Starokadomskiĭ P L, Dubeĭ I Ia, Okunev O V, Irodov D M
Tsitol Genet. 2007 Mar-Apr;41(2):3-11.
Protein splicing is a post-translational autocatalytic process that results in excision of internal peptide (intein) from a precursor protein and the ligation of the flanking protein sequences (exteins). High specificity of the intein-mediated excision of protein precursors allows the use of protein splicing in biotechnology. This work was aimed at the obtaining of human growth hormone with a native N-terminus in E. coli. Chimerical protein consisting of a short N-terminal peptide, Mxe GyrA intein and human growth hormone was created. During the translation formyl-methionine modified N-terminal peptide should have been removed by splicing. Intein was shown to mediate the cleavage of exteins, but their subsequent ligation was not observed. That allowed the preparation of human growth hormone with a native N-terminus. The effect of various factors on cleavage efficiency was studied. The most efficient cleavage of chimeric protein (60-80%) was achieved in the presence of inductor (100 mM beta-mercaptoethanol) upon the incubation for 4-6 days.
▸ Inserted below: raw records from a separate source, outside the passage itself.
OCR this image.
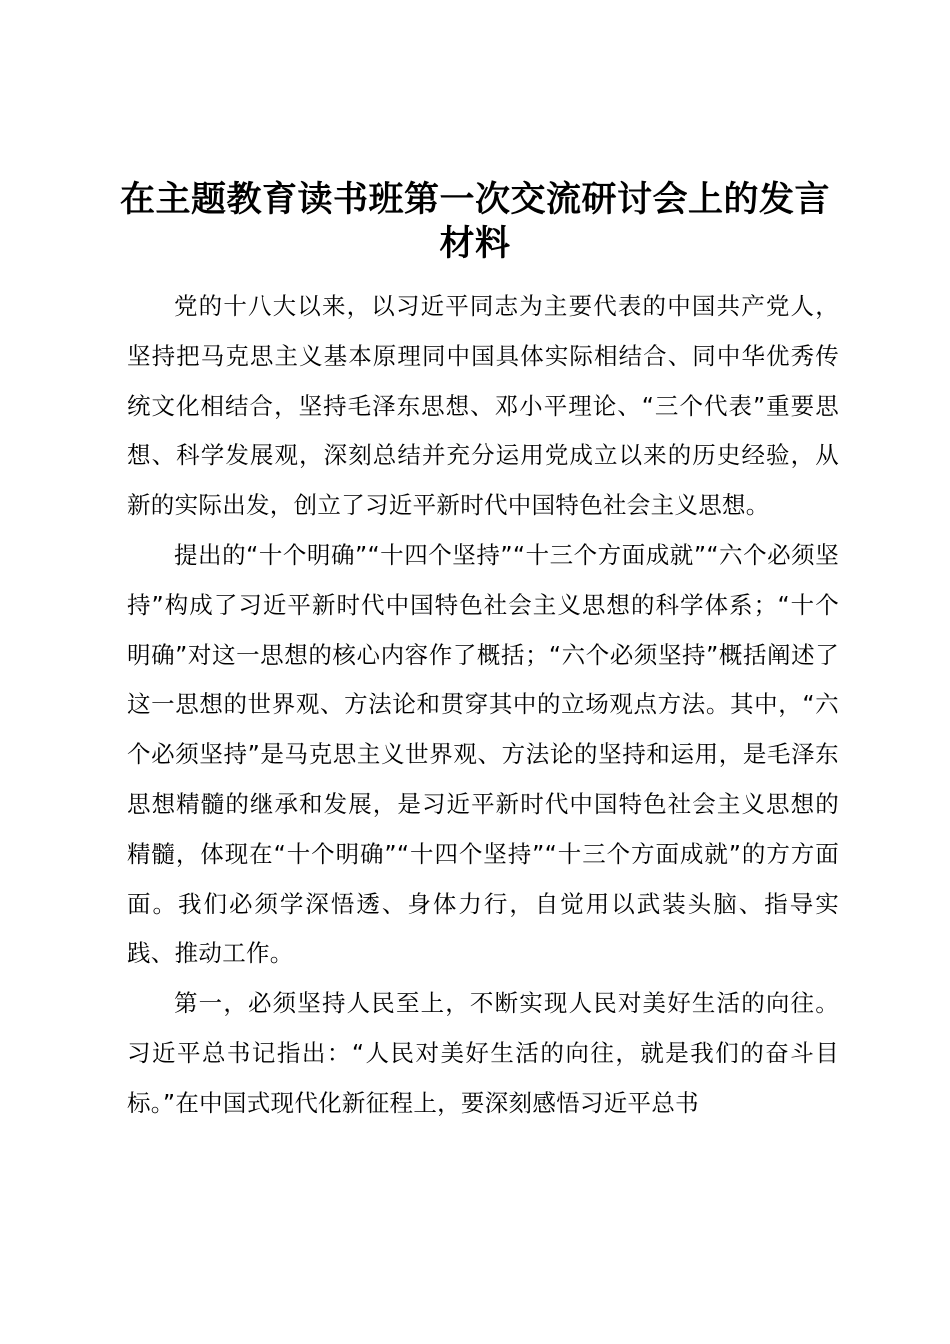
在主题教育读书班第一次交流研讨会上的发言材料

党的十八大以来，以习近平同志为主要代表的中国共产党人，坚持把马克思主义基本原理同中国具体实际相结合、同中华优秀传统文化相结合，坚持毛泽东思想、邓小平理论、“三个代表”重要思想、科学发展观，深刻总结并充分运用党成立以来的历史经验，从新的实际出发，创立了习近平新时代中国特色社会主义思想。

提出的“十个明确”“十四个坚持”“十三个方面成就”“六个必须坚持”构成了习近平新时代中国特色社会主义思想的科学体系；“十个明确”对这一思想的核心内容作了概括；“六个必须坚持”概括阐述了这一思想的世界观、方法论和贯穿其中的立场观点方法。其中，“六个必须坚持”是马克思主义世界观、方法论的坚持和运用，是毛泽东思想精髓的继承和发展，是习近平新时代中国特色社会主义思想的精髓，体现在“十个明确”“十四个坚持”“十三个方面成就”的方方面面。我们必须学深悟透、身体力行，自觉用以武装头脑、指导实践、推动工作。

第一，必须坚持人民至上，不断实现人民对美好生活的向往。习近平总书记指出：“人民对美好生活的向往，就是我们的奋斗目标。”在中国式现代化新征程上，要深刻感悟习近平总书
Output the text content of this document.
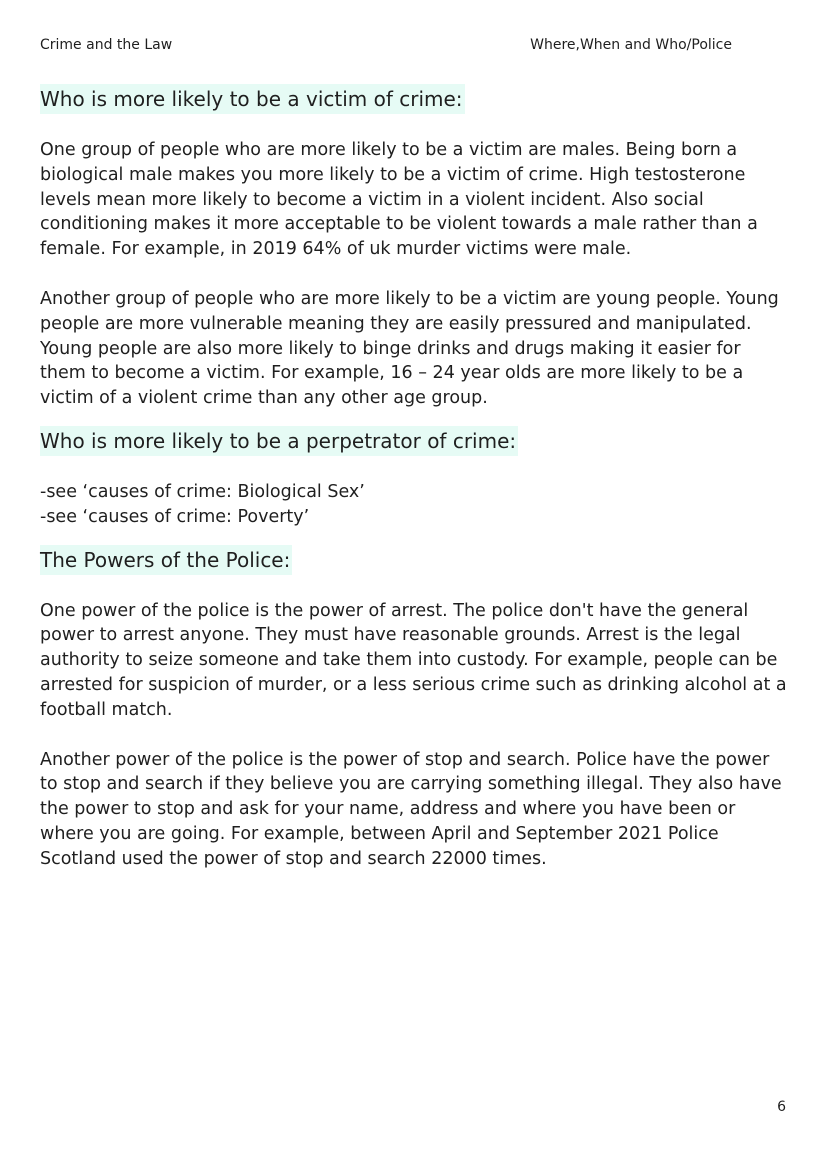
Crime and the Law	Where,When and Who/Police
Who is more likely to be a victim of crime:

One group of people who are more likely to be a victim are males. Being born a biological male makes you more likely to be a victim of crime. High testosterone levels mean more likely to become a victim in a violent incident. Also social conditioning makes it more acceptable to be violent towards a male rather than a female. For example, in 2019 64% of uk murder victims were male.

Another group of people who are more likely to be a victim are young people. Young people are more vulnerable meaning they are easily pressured and manipulated. Young people are also more likely to binge drinks and drugs making it easier for them to become a victim. For example, 16 – 24 year olds are more likely to be a victim of a violent crime than any other age group.

Who is more likely to be a perpetrator of crime:

-see ‘causes of crime: Biological Sex’

-see ‘causes of crime: Poverty’

The Powers of the Police:

One power of the police is the power of arrest. The police don't have the general power to arrest anyone. They must have reasonable grounds. Arrest is the legal authority to seize someone and take them into custody. For example, people can be arrested for suspicion of murder, or a less serious crime such as drinking alcohol at a football match.

Another power of the police is the power of stop and search. Police have the power to stop and search if they believe you are carrying something illegal. They also have the power to stop and ask for your name, address and where you have been or where you are going. For example, between April and September 2021 Police Scotland used the power of stop and search 22000 times.

6
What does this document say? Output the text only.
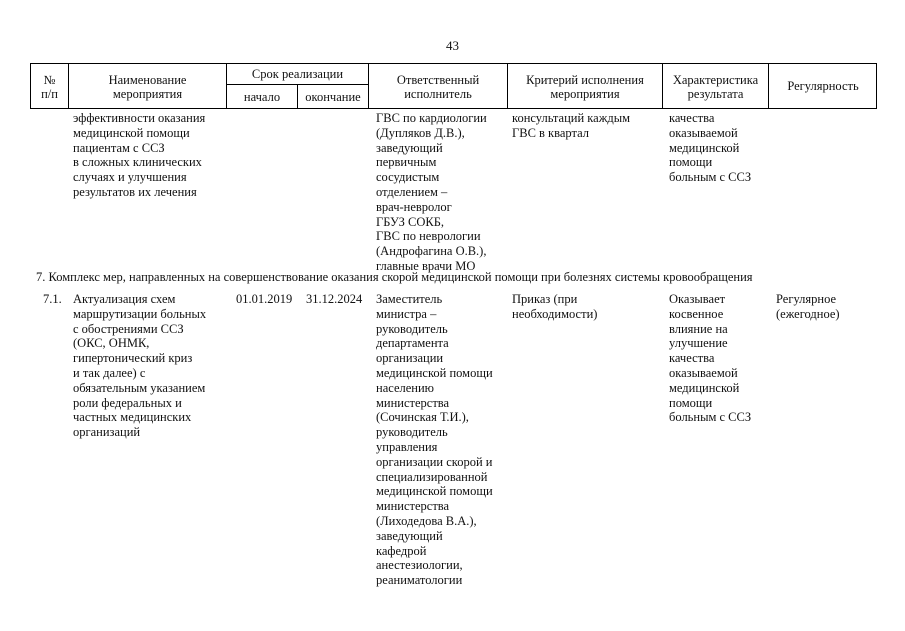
43
№
п/п
Наименование
мероприятия
Срок реализации
начало	окончание
Ответственный
исполнитель
Критерий исполнения
мероприятия
Характеристика
результата
Регулярность
эффективности оказания
медицинской помощи
пациентам с ССЗ
в сложных клинических
случаях и улучшения
результатов их лечения
ГВС по кардиологии
(Дупляков Д.В.),
заведующий
первичным
сосудистым
отделением –
врач-невролог
ГБУЗ СОКБ,
ГВС по неврологии
(Андрофагина О.В.),
главные врачи МО
консультаций каждым
ГВС в квартал
качества
оказываемой
медицинской
помощи
больным с ССЗ
7. Комплекс мер, направленных на совершенствование оказания скорой медицинской помощи при болезнях системы кровообращения
7.1. Актуализация схем
маршрутизации больных
с обострениями ССЗ
(ОКС, ОНМК,
гипертонический криз
и так далее) с
обязательным указанием
роли федеральных и
частных медицинских
организаций
01.01.2019 31.12.2024 Заместитель
министра –
руководитель
департамента
организации
медицинской помощи
населению
министерства
(Сочинская Т.И.),
руководитель
управления
организации скорой и
специализированной
медицинской помощи
министерства
(Лиходедова В.А.),
заведующий
кафедрой
анестезиологии,
реаниматологии
Приказ (при
необходимости)
Оказывает
косвенное
влияние на
улучшение
качества
оказываемой
медицинской
помощи
больным с ССЗ
Регулярное
(ежегодное)
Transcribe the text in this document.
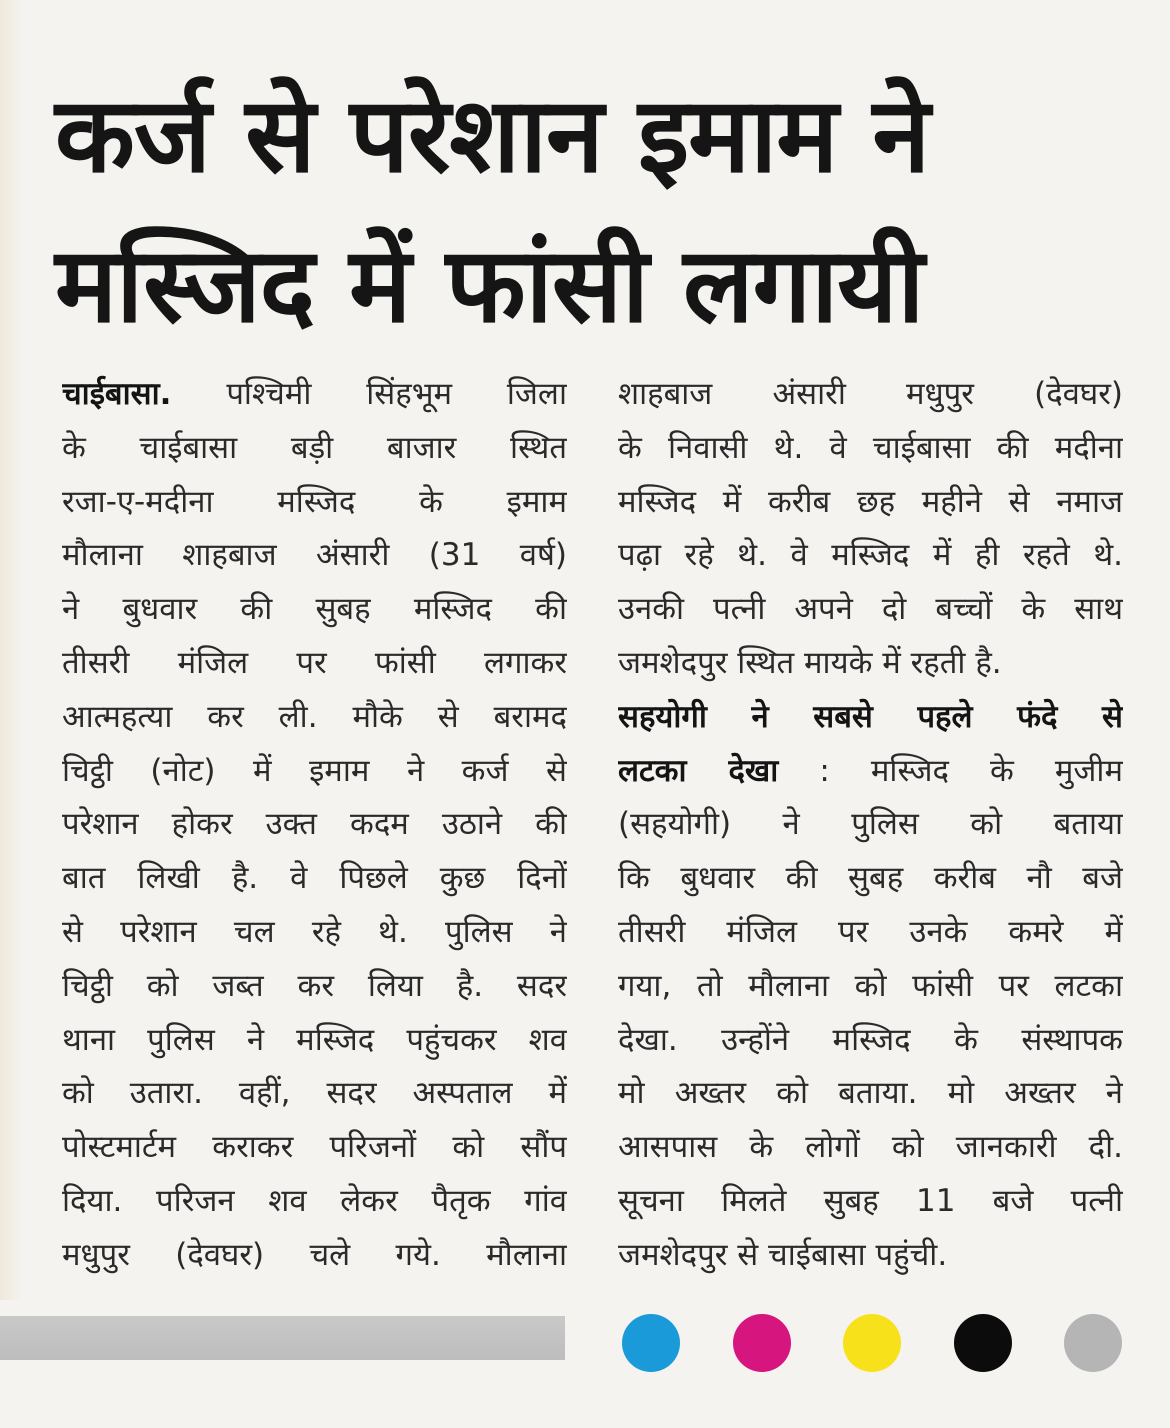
कर्ज से परेशान इमाम ने
मस्जिद में फांसी लगायी
चाईबासा. पश्चिमी सिंहभूम जिला
के चाईबासा बड़ी बाजार स्थित
रजा-ए-मदीना मस्जिद के इमाम
मौलाना शाहबाज अंसारी (31 वर्ष)
ने बुधवार की सुबह मस्जिद की
तीसरी मंजिल पर फांसी लगाकर
आत्महत्या कर ली. मौके से बरामद
चिट्ठी (नोट) में इमाम ने कर्ज से
परेशान होकर उक्त कदम उठाने की
बात लिखी है. वे पिछले कुछ दिनों
से परेशान चल रहे थे. पुलिस ने
चिट्ठी को जब्त कर लिया है. सदर
थाना पुलिस ने मस्जिद पहुंचकर शव
को उतारा. वहीं, सदर अस्पताल में
पोस्टमार्टम कराकर परिजनों को सौंप
दिया. परिजन शव लेकर पैतृक गांव
मधुपुर (देवघर) चले गये. मौलाना
शाहबाज अंसारी मधुपुर (देवघर)
के निवासी थे. वे चाईबासा की मदीना
मस्जिद में करीब छह महीने से नमाज
पढ़ा रहे थे. वे मस्जिद में ही रहते थे.
उनकी पत्नी अपने दो बच्चों के साथ
जमशेदपुर स्थित मायके में रहती है.
सहयोगी ने सबसे पहले फंदे से
लटका देखा : मस्जिद के मुजीम
(सहयोगी) ने पुलिस को बताया
कि बुधवार की सुबह करीब नौ बजे
तीसरी मंजिल पर उनके कमरे में
गया, तो मौलाना को फांसी पर लटका
देखा. उन्होंने मस्जिद के संस्थापक
मो अख्तर को बताया. मो अख्तर ने
आसपास के लोगों को जानकारी दी.
सूचना मिलते सुबह 11 बजे पत्नी
जमशेदपुर से चाईबासा पहुंची.
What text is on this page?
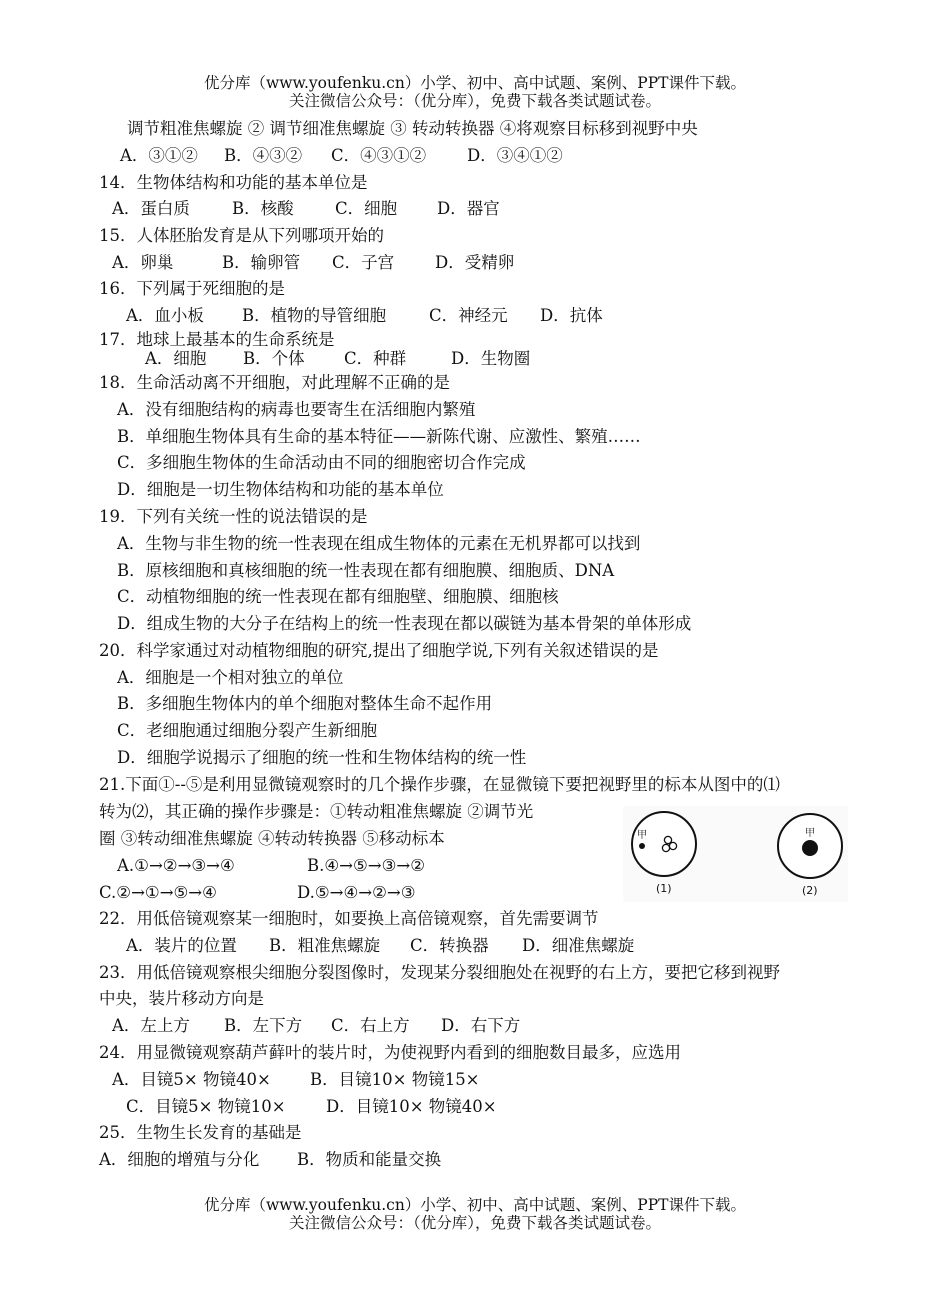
优分库（www.youfenku.cn）小学、初中、高中试题、案例、PPT课件下载。
关注微信公众号：（优分库），免费下载各类试题试卷。
调节粗准焦螺旋 ② 调节细准焦螺旋 ③ 转动转换器 ④将观察目标移到视野中央
A．③①② B．④③② C．④③①② D．③④①②
14．生物体结构和功能的基本单位是
A．蛋白质	B．核酸	C．细胞 D．器官
15．人体胚胎发育是从下列哪项开始的
A．卵巢	B．输卵管 C．子宫 D．受精卵
16．下列属于死细胞的是
A．血小板 B．植物的导管细胞	C．神经元 D．抗体
17．地球上最基本的生命系统是
A．细胞 B．个体 C．种群	D．生物圈
18．生命活动离不开细胞，对此理解不正确的是
A．没有细胞结构的病毒也要寄生在活细胞内繁殖
B．单细胞生物体具有生命的基本特征——新陈代谢、应激性、繁殖……
C．多细胞生物体的生命活动由不同的细胞密切合作完成
D．细胞是一切生物体结构和功能的基本单位
19．下列有关统一性的说法错误的是
A．生物与非生物的统一性表现在组成生物体的元素在无机界都可以找到
B．原核细胞和真核细胞的统一性表现在都有细胞膜、细胞质、DNA
C．动植物细胞的统一性表现在都有细胞壁、细胞膜、细胞核
D．组成生物的大分子在结构上的统一性表现在都以碳链为基本骨架的单体形成
20．科学家通过对动植物细胞的研究,提出了细胞学说,下列有关叙述错误的是
A．细胞是一个相对独立的单位
B．多细胞生物体内的单个细胞对整体生命不起作用
C．老细胞通过细胞分裂产生新细胞
D．细胞学说揭示了细胞的统一性和生物体结构的统一性
21.下面①--⑤是利用显微镜观察时的几个操作步骤，在显微镜下要把视野里的标本从图中的⑴
转为⑵，其正确的操作步骤是：①转动粗准焦螺旋 ②调节光
圈 ③转动细准焦螺旋 ④转动转换器 ⑤移动标本
A.①→②→③→④	B.④→⑤→③→②
C.②→①→⑤→④	D.⑤→④→②→③
甲
(1)
甲
(2)
22．用低倍镜观察某一细胞时，如要换上高倍镜观察，首先需要调节
A．装片的位置 B．粗准焦螺旋 C．转换器 D．细准焦螺旋
23．用低倍镜观察根尖细胞分裂图像时，发现某分裂细胞处在视野的右上方，要把它移到视野
中央，装片移动方向是
A．左上方 B．左下方 C．右上方 D．右下方
24．用显微镜观察葫芦藓叶的装片时，为使视野内看到的细胞数目最多，应选用
A．目镜5× 物镜40× B．目镜10× 物镜15×
C．目镜5× 物镜10× D．目镜10× 物镜40×
25．生物生长发育的基础是
A．细胞的增殖与分化 B．物质和能量交换
优分库（www.youfenku.cn）小学、初中、高中试题、案例、PPT课件下载。
关注微信公众号：（优分库），免费下载各类试题试卷。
蛋白质剪接是一种翻译后自催化过程,该过程导致从蛋白质前体中切除内部肽段(内含肽),并使侧翼蛋白质序列(外显肽)连接。内含肽介导的蛋白质前体切除具有高度特异性,这使得蛋白质剪接可用于生物技术领域。这项工作旨在在大肠杆菌中获得具有天然N端的人生长激素。构建了由短N端肽、Mxe GyrA内含肽和人生长激素组成的嵌合蛋白。在翻译过程中,甲酰甲硫氨酸修饰的N端肽应通过剪接去除。结果表明内含肽介导了外显肽的切割,但未观察到它们随后的连接。这使得能够制备具有天然N端的人生长激素。研究了各种因素对切割效率的影响。在诱导剂(100 mMβ-巯基乙醇)存在下孵育4 - 6天,嵌合蛋白的切割效率最高(60 - 80%)。